Forced into retreat by the Germany army, 400,000 British soldiers find themselves trapped on the beaches of Normandy. While a small group of infantrymen struggle to get on-board an evacuation ship, a squadron of Spitfires head out to defend the troops from German air attack, and a father and son set out from England in their own boat to help rescue whoever they can.
Christopher Nolan’s Dunkirk is a stunning and impactful cinema spectacle. It takes a critical event from World War II, strips out everything except the core in-the-moment details, and then hammers it at his audience for a tightly edited 106 minutes. The result is arguably the most effective war movie since Spielberg’s Saving Private Ryan, and in many aspects Nolan’s film surpasses it. This is an outstanding work of pure cinema.
Everything not immediately relevant to the action at hand has been removed. There is little to no backstory for any of the film’s characters. With some it’s genuinely a struggle to know their names. The film never cuts away to nervous waiting families. We do not see inside Churchill’s war room, and while we do hear his famous “we will fight them on the beaches”, it is read from a newspaper by one of the soldiers. If it does not directly happen to a soldier, an air force pilot or a father and two boys sailing their boat across the Channel, it does not exist in Dunkirk. In the entire film, you only see two Germans – and even then they are pictured briefly and out of focus. This all has a remarkable effect. Arguably more than any other film I have seen, Dunkirk exists completely in the moment. Back story does not matter. Names do not matter. What matters is whether or not a Spitfire pilot will run out of fuel, or if a boat can load up on soldiers before the oil-slicked waters around it catch on fire, or if a bullet from a German fighter strikes one soldier or the man next to him. It is hugely and satisfyingly intense.
Nolan employs an innovative narrative structure to the film as well. It is effectively split between land, sea and sky. On the beaches of Dunkirk, events take place over the course of a week. On the English channel, events take place across one day. In the air, one pilot’s mission to defend the British troops from enemy fighters lasts one hour. Nolan then intercuts between the three. It sounds complicated, but hugely effective editing from Nolan and editor Lee Smith keep matters not only understandable but enormously suspenseful.
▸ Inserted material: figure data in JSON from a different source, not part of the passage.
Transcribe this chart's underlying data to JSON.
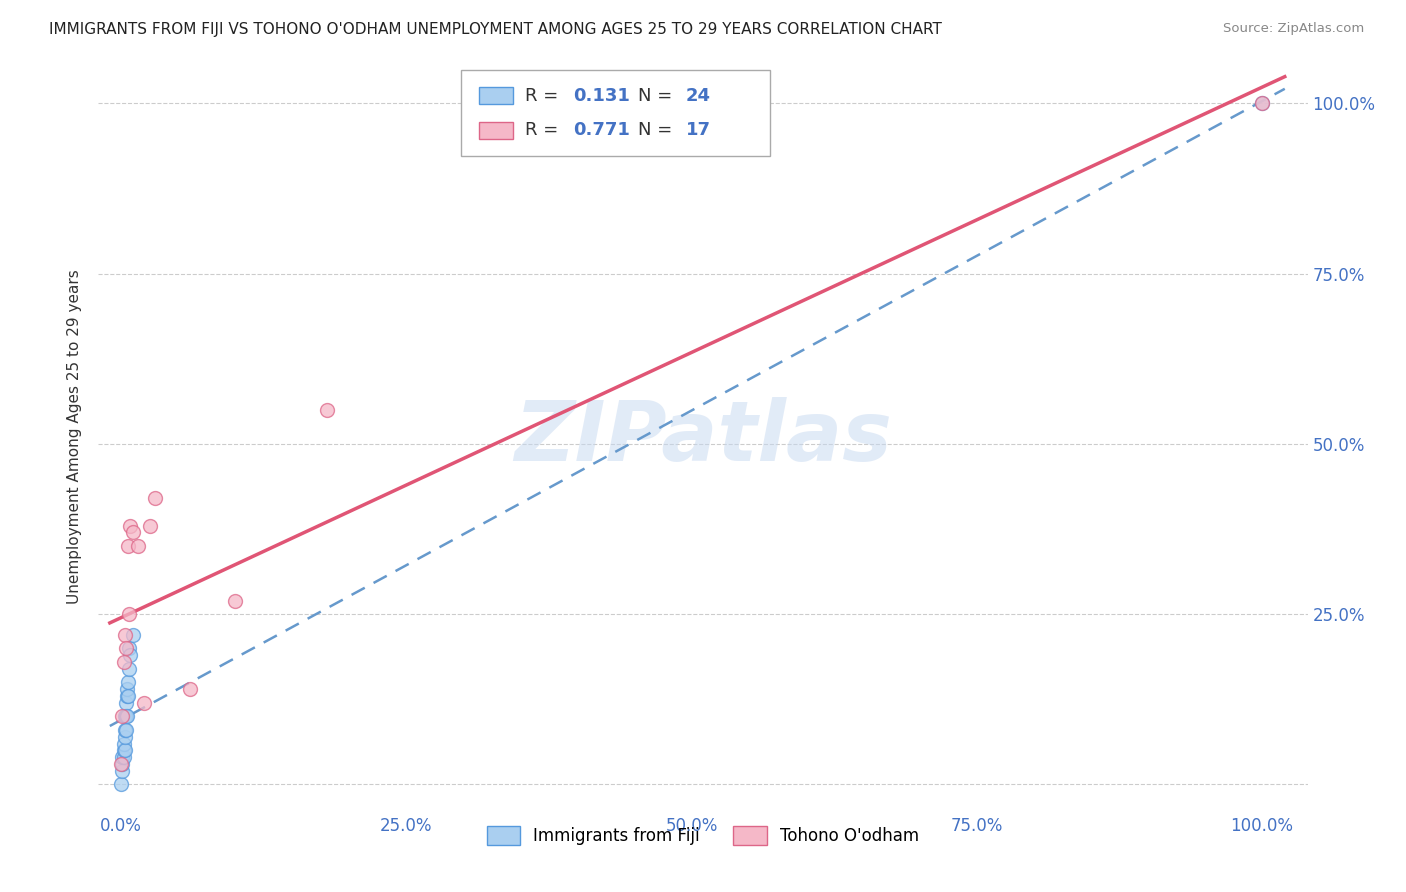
{
  "title": "IMMIGRANTS FROM FIJI VS TOHONO O'ODHAM UNEMPLOYMENT AMONG AGES 25 TO 29 YEARS CORRELATION CHART",
  "source": "Source: ZipAtlas.com",
  "ylabel": "Unemployment Among Ages 25 to 29 years",
  "r_fiji": 0.131,
  "n_fiji": 24,
  "r_tohono": 0.771,
  "n_tohono": 17,
  "fiji_color": "#aacff0",
  "fiji_edge_color": "#5599dd",
  "fiji_line_color": "#6699cc",
  "tohono_color": "#f5b8c8",
  "tohono_edge_color": "#dd6688",
  "tohono_line_color": "#e05575",
  "background_color": "#ffffff",
  "watermark": "ZIPatlas",
  "fiji_x": [
    0.0,
    0.001,
    0.001,
    0.001,
    0.002,
    0.002,
    0.002,
    0.003,
    0.003,
    0.003,
    0.003,
    0.004,
    0.004,
    0.004,
    0.005,
    0.005,
    0.005,
    0.006,
    0.006,
    0.007,
    0.007,
    0.008,
    0.01,
    1.0
  ],
  "fiji_y": [
    0.0,
    0.02,
    0.03,
    0.04,
    0.04,
    0.05,
    0.06,
    0.05,
    0.07,
    0.08,
    0.1,
    0.08,
    0.1,
    0.12,
    0.1,
    0.13,
    0.14,
    0.13,
    0.15,
    0.17,
    0.2,
    0.19,
    0.22,
    1.0
  ],
  "tohono_x": [
    0.0,
    0.001,
    0.002,
    0.003,
    0.004,
    0.006,
    0.007,
    0.008,
    0.01,
    0.015,
    0.02,
    0.025,
    0.03,
    0.06,
    0.1,
    0.18,
    1.0
  ],
  "tohono_y": [
    0.03,
    0.1,
    0.18,
    0.22,
    0.2,
    0.35,
    0.25,
    0.38,
    0.37,
    0.35,
    0.12,
    0.38,
    0.42,
    0.14,
    0.27,
    0.55,
    1.0
  ],
  "xaxis_ticks": [
    0.0,
    0.25,
    0.5,
    0.75,
    1.0
  ],
  "xaxis_labels": [
    "0.0%",
    "25.0%",
    "50.0%",
    "75.0%",
    "100.0%"
  ],
  "yaxis_ticks": [
    0.0,
    0.25,
    0.5,
    0.75,
    1.0
  ],
  "right_axis_labels": [
    "",
    "25.0%",
    "50.0%",
    "75.0%",
    "100.0%"
  ],
  "grid_color": "#cccccc",
  "axis_label_color": "#4472c4",
  "title_fontsize": 11,
  "legend_fontsize": 13,
  "tick_fontsize": 12,
  "marker_size": 100
}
As the three narratives converge, we begin to glimpse characters from one plot thread inside another. By the time the film concludes, the longer arcs have overtaken the shorter ones. It creates a remarkable sense of drama throughout.
A cast of mostly unknown actors deliver hugely realistic performances, keeping everything grounded and believable. The four better known actors – Kenneth Branagh, Mark Rylance, Tom Hardy and Cillian Murphy – stand out by virtue of their pre-existing fame, but really it is a true ensemble effort and there is not a weak actor in the whole group. It is a universally male film, but given its historical and geographic setting that can hardly be considered a fault.
Technically the film is superb, from Hoyte van Hoytema’s iconic cinematography to Hans Zimmer’s hypnotic, constantly rolling score. This kind of slick presentation is par for the course for a Christopher Nolan picture, but with such a deliberately sparse screenplay and pared-back characters the quality is all the more apparent.
The bottom line: Christopher Nolan is one of the strongest feature directors working today, and Dunkirk captures him working at his absolute finest. It is that rare film that deserves to be called a masterpiece.